A princesa ergueu os olhos para a paisagem. Haviam poucas pessoas comemorando agora, apenas alguns jounnins e civis mais bêbados continuavam por lá. O céu estava salpicado de estrelas, e o brilho prateado da lua cheia iluminava os três ninjas sobre o Monumento Hokage. A temperatura tinha caído um pouco, o que fez com que sua pele se arrepiasse. Mas ignorou o frio.
Então Tsunade falou. Contou sobre o ataque de Pain a vila, como tinha se sentado no alto de seu edifício e invocado Katsuyu, colocando todo seu chakra curativo nela para proteger os habitantes de Konoha, ao ponto de entrar em coma devido a isso. Contou sobre a formação da Aliança Shinobi, de como as grandes vilas haviam se reunido contra o um inimigo em comum, e como – involutariamente – Madara havia selado a paz entre as cinco grandes nações com seus ataques. Por fim, chegou à sua luta contra o Uchiha, ao lado dos outros 4 Kages. Contou sobre como Madara havia tentado abater seu ânimo com o discurso de que não era nada comparada à seu avô, e como ela o respondera à altura.
Orochimaru não pode evitar um sorriso discreto a essa altura do relato. Aquela era a Tsunade de quem se lembravam. Que não aguentava ofensas calada e sempre se impunha, não importava a situação e quem fosse o inimigo.
- Isso é tudo, em suma – ela afirmou, ao concluir todo o relato da batalha – o resto da história já sabem. Principalmente você, Orochimaru.
Eles ficaram em silêncio, por alguns instantes, observando as corujas que piavam nas árvores da vila e os morcegos que davam vôos rasantes por suas cabeças. Todos haviam visto a morte muito de perto e isso os tornara mais fortes. E ali, compartilhando todas as experiências do tempo em que estiveram separados, concluíram que apesar de tudo, também o laço entre eles se tornara mais forte. E seria eterno.
- Já está tarde – A Hokage bocejou – Orochimaru , acho que você ainda é um ninja com alta recompensa na lista de criminosos. E como Hokage, seria meu dever prendê-lo. Mas acho que posso te dar dois dias ou três de vantagem.
Ele riu.
- Posso conviver com isso, Tsunade-hime.
- E Jiraiya – ela se voltou para o outro Sannin, suas bochechas levemente tingidas de vermelho. Jiraiya franziu a testa; o que havia com ela? – Ao que parece, você ganhou nossa aposta. E dessa vez, pretendo pagar minha parte... Acha amanhã à noite muito cedo? Não, não é. Então, estarei esperando-o no meu escritório.
Tsunade havia aceitado sair com ele. Ela estava se abrindo, por livre e espontânea vontade.
Ele não estaria mais feliz se tivessem anunciado que teria livre acesso às termas femininas a partir de hoje
Tsunade sorriu.
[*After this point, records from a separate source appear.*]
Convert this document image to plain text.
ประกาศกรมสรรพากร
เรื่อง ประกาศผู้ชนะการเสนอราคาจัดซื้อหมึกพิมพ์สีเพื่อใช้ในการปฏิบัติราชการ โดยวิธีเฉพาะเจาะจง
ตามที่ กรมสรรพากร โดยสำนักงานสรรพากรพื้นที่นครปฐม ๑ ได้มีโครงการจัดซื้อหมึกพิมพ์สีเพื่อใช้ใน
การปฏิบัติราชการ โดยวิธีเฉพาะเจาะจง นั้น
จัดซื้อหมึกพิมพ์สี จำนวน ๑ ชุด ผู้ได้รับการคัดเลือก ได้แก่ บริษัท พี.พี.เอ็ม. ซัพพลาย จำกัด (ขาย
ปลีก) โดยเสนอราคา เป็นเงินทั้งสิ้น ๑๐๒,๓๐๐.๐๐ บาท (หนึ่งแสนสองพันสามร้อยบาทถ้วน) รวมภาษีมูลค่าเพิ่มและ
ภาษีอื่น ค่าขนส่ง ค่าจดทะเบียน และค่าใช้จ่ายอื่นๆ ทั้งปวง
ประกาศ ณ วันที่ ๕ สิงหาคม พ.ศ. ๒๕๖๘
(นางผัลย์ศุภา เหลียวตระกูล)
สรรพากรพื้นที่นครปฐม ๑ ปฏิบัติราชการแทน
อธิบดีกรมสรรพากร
Há muito tempo não sabia o que era sorrir por estar pura e completamente feliz assim. Ajoelhando-se, pressionou os lábios contra a testa de cada um. E vendo-os ali, ela podia dizer que seu mundo perfeito não era bem uma ilusão. Havia se tornado real, e não poderia desejar mais dele do que o que tinha agora.